CRISPR Therapeutics remains unprofitable, which explains why shares have declined 64% over the past five years. The company reported $3.5 million in 2025 revenue (down 91% year-over-year due to an accounting adjustment involving collaboration agreements) and a net loss of $6.47 per share compared to $4.34 per share in 2024.

However, the balance sheet tells a different story. The company maintains over $1.9 billion in cash reserves—substantial capital to advance multiple programs simultaneously without immediate pressure to achieve profitability. As Casgevy revenues expand, the company can accelerate spending on its most promising candidates.

This financial runway is critical because the long-term value of CRISPR Therapeutics derives from pipeline success rather than near-term earnings. The company’s approach to functional cures—rather than disease management—makes traditional valuation metrics difficult to apply. When successful, these therapies can provide permanent remission or restoration of normal biological function, justifying premium pricing and capturing enormous shareholder value.

Why Institutional Investors Are Taking Notice

Cathie Wood’s Ark Innovation ETF (NYSEMKT: ARKK) maintains approximately 6.3% of assets in CRISPR Therapeutics, ranking it the fund’s second-largest holding after Tesla. This positioning reflects confidence that gene-editing therapies represent transformative technology with decade-long adoption curves ahead.

CRISPR Therapeutics has already proven its scientific credibility and operational capacity. The combination of Casgevy success, a robust clinical pipeline, manufacturing expertise, and substantial capital resources creates conditions for sustained value creation.
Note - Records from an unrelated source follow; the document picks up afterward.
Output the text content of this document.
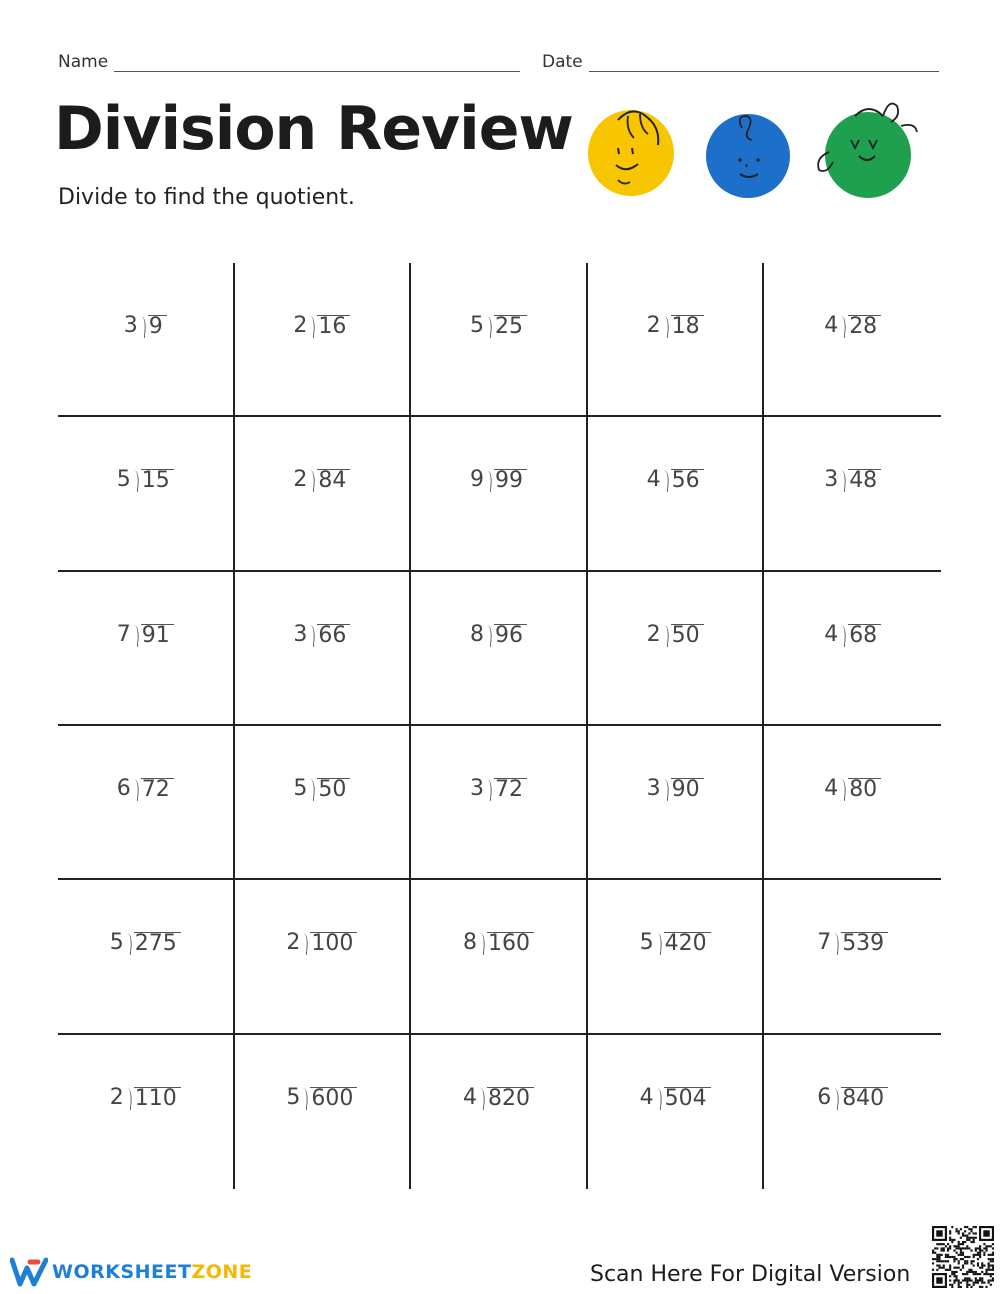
Name	Date
Division Review
Divide to find the quotient.
3 9	2 16	5 25	2 18	4 28
5 15	2 84	9 99	4 56	3 48
7 91	3 66	8 96	2 50	4 68
6 72	5 50	3 72	3 90	4 80
5 275	2 100	8 160	5 420	7 539
2 110	5 600	4 820	4 504	6 840
WORKSHEET ZONE	Scan Here For Digital Version
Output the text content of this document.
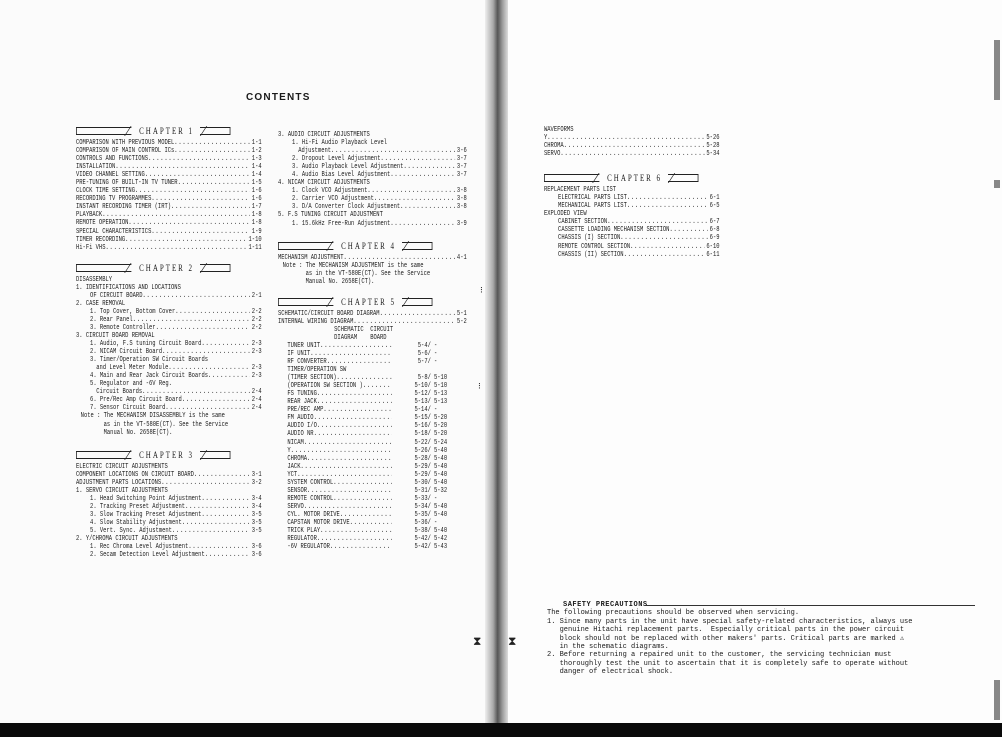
CONTENTS
CHAPTER 1
COMPARISON WITH PREVIOUS MODEL .....	1-1
COMPARISON OF MAIN CONTROL ICs .....	1-2
CONTROLS AND FUNCTIONS .....	1-3
INSTALLATION .....	1-4
VIDEO CHANNEL SETTING .....	1-4
PRE-TUNING OF BUILT-IN TV TUNER .....	1-5
CLOCK TIME SETTING .....	1-6
RECORDING TV PROGRAMMES .....	1-6
INSTANT RECORDING TIMER (IRT) .....	1-7
PLAYBACK .....	1-8
REMOTE OPERATION .....	1-8
SPECIAL CHARACTERISTICS .....	1-9
TIMER RECORDING .....	1-10
Hi-Fi VHS .....	1-11
CHAPTER 2
DISASSEMBLY
1. IDENTIFICATIONS AND LOCATIONS
OF CIRCUIT BOARD .....	2-1
2. CASE REMOVAL
1. Top Cover, Bottom Cover .....	2-2
2. Rear Panel .....	2-2
3. Remote Controller .....	2-2
3. CIRCUIT BOARD REMOVAL
1. Audio, F.S tuning Circuit Board .....	2-3
2. NICAM Circuit Board .....	2-3
3. Timer/Operation SW Circuit Boards
and Level Meter Module .....	2-3
4. Main and Rear Jack Circuit Boards .....	2-3
5. Regulator and -6V Reg.
Circuit Boards .....	2-4
6. Pre/Rec Amp Circuit Board .....	2-4
7. Sensor Circuit Board .....	2-4
Note : The MECHANISM DISASSEMBLY is the same
as in the VT-580E(CT). See the Service
Manual No. 2658E(CT).
CHAPTER 3
ELECTRIC CIRCUIT ADJUSTMENTS
COMPONENT LOCATIONS ON CIRCUIT BOARD .....	3-1
ADJUSTMENT PARTS LOCATIONS .....	3-2
1. SERVO CIRCUIT ADJUSTMENTS
1. Head Switching Point Adjustment .....	3-4
2. Tracking Preset Adjustment .....	3-4
3. Slow Tracking Preset Adjustment .....	3-5
4. Slow Stability Adjustment .....	3-5
5. Vert. Sync. Adjustment .....	3-5
2. Y/CHROMA CIRCUIT ADJUSTMENTS
1. Rec Chroma Level Adjustment .....	3-6
2. Secam Detection Level Adjustment .....	3-6
3. AUDIO CIRCUIT ADJUSTMENTS
1. Hi-Fi Audio Playback Level
Adjustment .....	3-6
2. Dropout Level Adjustment .....	3-7
3. Audio Playback Level Adjustment .....	3-7
4. Audio Bias Level Adjustment .....	3-7
4. NICAM CIRCUIT ADJUSTMENTS
1. Clock VCO Adjustment .....	3-8
2. Carrier VCO Adjustment .....	3-8
3. D/A Converter Clock Adjustment .....	3-8
5. F.S TUNING CIRCUIT ADJUSTMENT
1. 15.6kHz Free-Run Adjustment .....	3-9
CHAPTER 4
MECHANISM ADJUSTMENT .....	4-1
Note : The MECHANISM ADJUSTMENT is the same
as in the VT-580E(CT). See the Service
Manual No. 2658E(CT).
CHAPTER 5
SCHEMATIC/CIRCUIT BOARD DIAGRAM .....	5-1
INTERNAL WIRING DIAGRAM .....	5-2
SCHEMATIC  CIRCUIT
DIAGRAM    BOARD
TUNER UNIT .....	5-4 / -
IF UNIT .....	5-6 / -
RF CONVERTER .....	5-7 / -
TIMER/OPERATION SW
(TIMER SECTION) .....	5-8 / 5-10
(OPERATION SW SECTION ) .....	5-10 / 5-10
FS TUNING .....	5-12 / 5-13
REAR JACK .....	5-13 / 5-13
PRE/REC AMP .....	5-14 / -
FM AUDIO .....	5-15 / 5-20
AUDIO I/O .....	5-16 / 5-20
AUDIO NR .....	5-18 / 5-20
NICAM .....	5-22 / 5-24
Y .....	5-26 / 5-40
CHROMA .....	5-28 / 5-40
JACK .....	5-29 / 5-40
YCT .....	5-29 / 5-40
SYSTEM CONTROL .....	5-30 / 5-40
SENSOR .....	5-31 / 5-32
REMOTE CONTROL .....	5-33 / -
SERVO .....	5-34 / 5-40
CYL. MOTOR DRIVE .....	5-35 / 5-40
CAPSTAN MOTOR DRIVE .....	5-36 / -
TRICK PLAY .....	5-38 / 5-40
REGULATOR .....	5-42 / 5-42
-6V REGULATOR .....	5-42 / 5-43
WAVEFORMS
Y .....	5-26
CHROMA .....	5-28
SERVO .....	5-34
CHAPTER 6
REPLACEMENT PARTS LIST
ELECTRICAL PARTS LIST .....	6-1
MECHANICAL PARTS LIST .....	6-5
EXPLODED VIEW
CABINET SECTION .....	6-7
CASSETTE LOADING MECHANISM SECTION .....	6-8
CHASSIS (I) SECTION .....	6-9
REMOTE CONTROL SECTION .....	6-10
CHASSIS (II) SECTION .....	6-11
SAFETY PRECAUTIONS
The following precautions should be observed when servicing.
1. Since many parts in the unit have special safety-related characteristics, always use
genuine Hitachi replacement parts.  Especially critical parts in the power circuit
block should not be replaced with other makers' parts. Critical parts are marked ⚠
in the schematic diagrams.
2. Before returning a repaired unit to the customer, the servicing technician must
thoroughly test the unit to ascertain that it is completely safe to operate without
danger of electrical shock.
⧗ ⧗
⁝
⁝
Additionally, the company’s assets make it an attractive acquisition target for larger pharmaceutical companies seeking entry into gene-editing, providing a potential liquidity event beyond organic pipeline development.

The Investment Case and Important Caveats

At present depressed valuations, CRISPR Therapeutics offers compelling risk-reward asymmetry for patient investors. The company’s current stock price has been pressured by near-term unprofitability and clinical trial execution risks—legitimate concerns. The biotech sector remains inherently volatile, and individual pipeline programs may face regulatory setbacks or clinical trial disappointments.

However, the combination of validated science (FDA approval of Casgevy), deepening cash generation from commercial sales, multiple pipeline shots on goal, manufacturing infrastructure already in place, and substantial cash reserves creates an exceptional opportunity for those with appropriate time horizons. Investors who recognize that gene-editing technology is entering its growth phase early may find they regretted passing on CRISPR Therapeutics at these accessible prices.